Я подошла, и они обе подняли глаза. Мать сгладила свирепый взгляд улыбкой и похлопала Клэр по руке:
— Помни!
Клэр мрачно молчала. Исчезло хихиканье и радость, что кто-то цитирует Шекспира. Она встала, опираясь бледными ногтями о стол:
— Подожду тебя в машине.
Мы с матерью смотрели на ее длинные ноги в матовых коричневых колготках и медлительные движения. Мать лишила ее энергии, живости, очарования. Выпотрошила ее, как китайцы, которые вскрывали череп живой обезьяны и ели ложкой мозг.
— Что ты ей сказала?
Мать откинулась на спинку, заложила руки за голову. С наслаждением, как кошка, зевнула.
— Кажется, у нее проблемы с мужем. — Она чувственно улыбнулась, потирая белую кожу внутренней стороны рук. — Не ты, случайно? Ты у нас любишь зрелых мужчин…
— Нет, не я.
Не позволю играть со мной, как с Клэр:
— Не лезь в это!
Никогда прежде я не осмеливалась так с ней разговаривать. Если бы она не сидела во Фронтере, то никогда бы и не решилась. Но я сейчас уеду, а она останется.
Мой отпор ее поразил и разозлил, однако она взяла себя в руки. Переключила передачу. Улыбнулась неторопливо и иронично.
— Солнышко, мама просто хочет помочь. — Она лакала слова, как кошка сливки. — Не могу же я бросить в беде свою новую подругу!
Мы обе смотрели, как по ту сторону колючей проволоки Клэр рассеянно идет к «Саабу», по дороге задевая крыло чужого универсала.
— Оставь ее в покое.
— Ну это же весело! — Матери наскучило притворяться. Она всегда любила показать закулисье. — Простенько, но весело, как топить котят. А в моей нынешней ситуации надо использовать любые возможности для развлечения.
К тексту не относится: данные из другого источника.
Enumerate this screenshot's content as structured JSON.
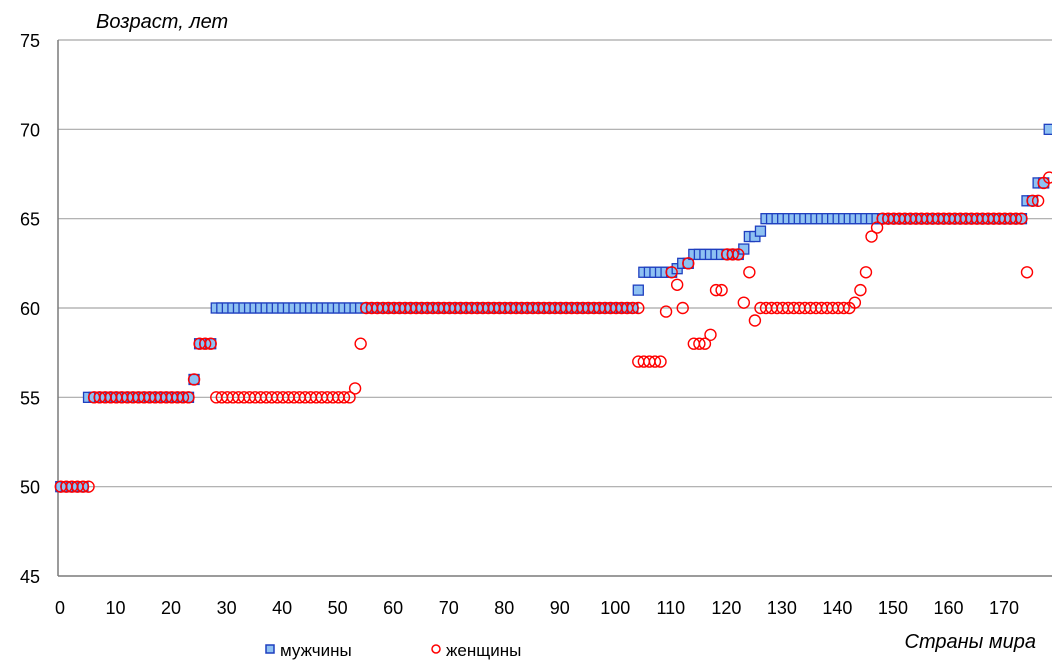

Только хочу тебя спросить, как ты можешь жить с этой бедной Кларой? Кстати, есть целый монашеский орден, клариссы. Слыхала? Насколько могу судить, скука несусветная. Успеваемость… Какое убожество!
— Она очень хороший человек! — Я отвернулась. — Тебе не понять.
Мать фыркнула:
— Хороший человек… Снова эта зараза! Я думала, ты выросла из сказок!
Я по-прежнему стояла спиной.
— Не погань мне жизнь.
— Кто? Я? — Она смеялась. — Что я могу? Бедная пленница, птичка с перебитым крылом.
Я повернулась.
— Ты не знаешь, через что я прошла! — Я наклонилась к ней, поставив ногу на скамью. — Если любишь меня, помоги!
Она улыбнулась, неторопливо и коварно:
— Помочь, дорогая? Да я предпочту видеть тебя в аду, лишь бы не с такой женщиной!
Она хотела убрать волосы мне с лица, но я отшатнулась. Тогда она схватила меня за руку, заставила посмотреть в глаза. Шутки в сторону, из-под елейной маски проступила железная воля. В ужасе, я не смела вырываться.